Les pregunté cómo hacían y me dijeron que algunas veces aguantaban y otras, los vecinos les comparten lo poco que tienen y así sobreviven. En los campos los hombres cultivaban maíz, pero la falta de lluvias los tenía preocupados porque la milpa se secaba. Les pregunté si el Gobierno les apoya y me dijeron que pasan olvidados y que a veces son las Organizaciones No Gubernamentales (ONG), las que les ayudan.

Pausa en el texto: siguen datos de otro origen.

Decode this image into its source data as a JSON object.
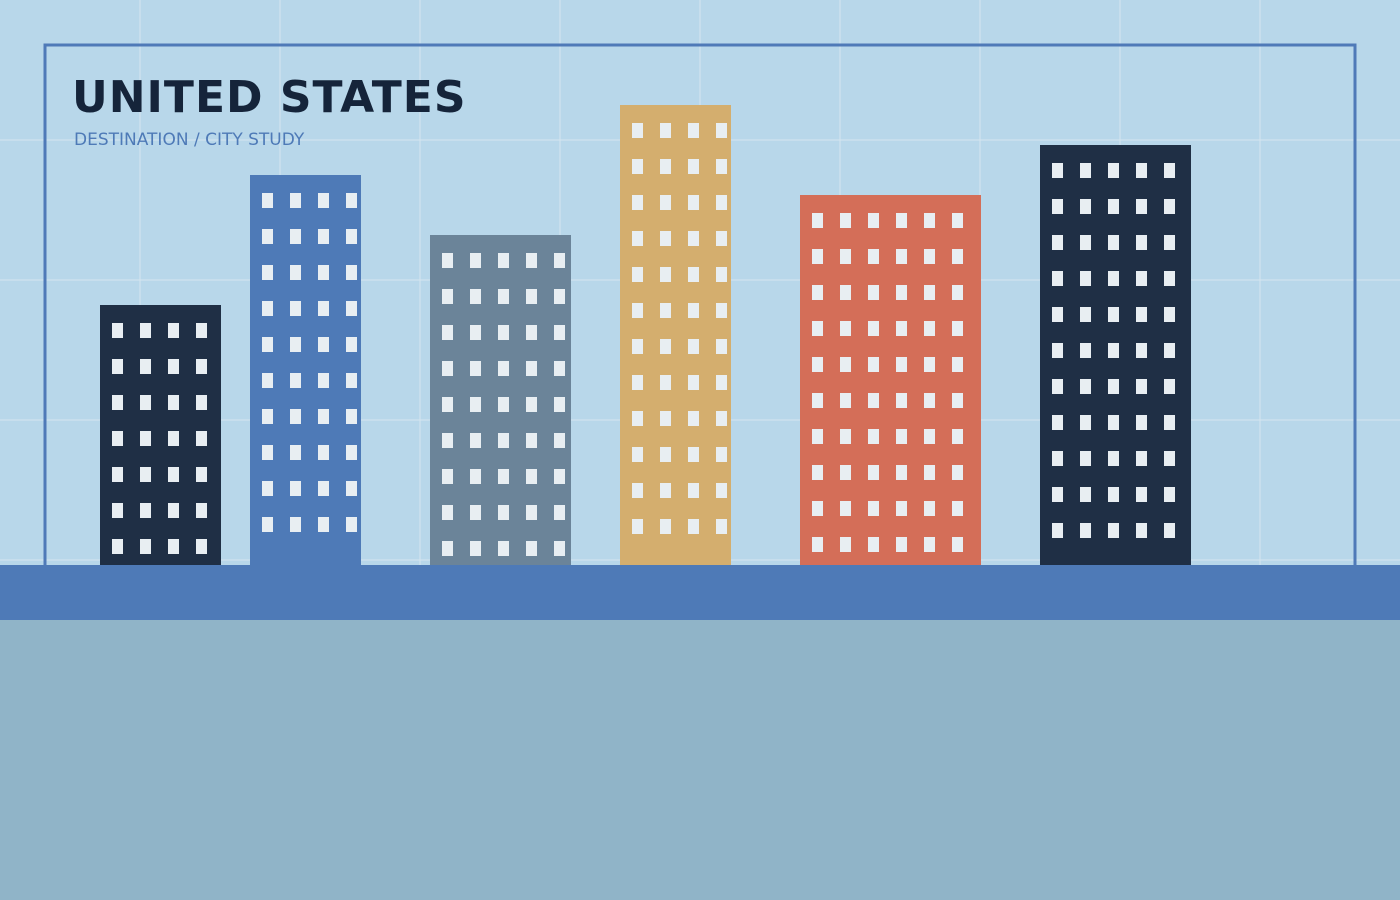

Pese a todo los Tolupanes, no pierden la sonrisa, tienen paz, saben compartir, respetan las leyes de su tribu y no dudo que son felices, a su manera, pero felices. Las tres horas que me pasé en la aldea sin duda me dejaron una lección de vida, de esas que con solo estar en un lugar Dios te da con el ejemplo lecciones, donde vemos que los que más necesidades pasan, son los que menos exigen. Que esta etnia es noble, sin maldad, que abren la puerta de sus casas y lo poco que tienen te lo ofrecen y que a pesar de todos los obstáculos, ellos siempre creen que el mañana será mejor.

Me traje conmigo de San Juan los valores que en las ciudades perdemos, la amabilidad que a veces por desconfianza y miedo es tan difícil encontrar y la solidaridad, ese ingrediente que te hace ponerte en el dolor ajeno, la que te dice comparte cuando el otro sufre y te alegra o entristece cuando el otro sufre o goza. 

Esa es la vida que aún los Tolupanes no pierden, de las cosas más simples gozan y nos toca aprenderlo. Ojalá usted que me lee tenga un tiempo para que penetre en ese mundo, donde la palabra maldad no es parte del lenguaje y donde aún guardan el respeto, las reglas de convivencia que marcan la diferencia con las áreas urbanas. Difícil para mi olvidar San Juan, difícil olvidarme de Cipriano que forjó el camino que ahora sigue su tribu y por eso dedicó hoy estas líneas para esos hombres y mujeres que luchan también en medio de la adversidad por sobrevivir.

La Montaña de la Flor de lo bueno por descubrir en Honduras.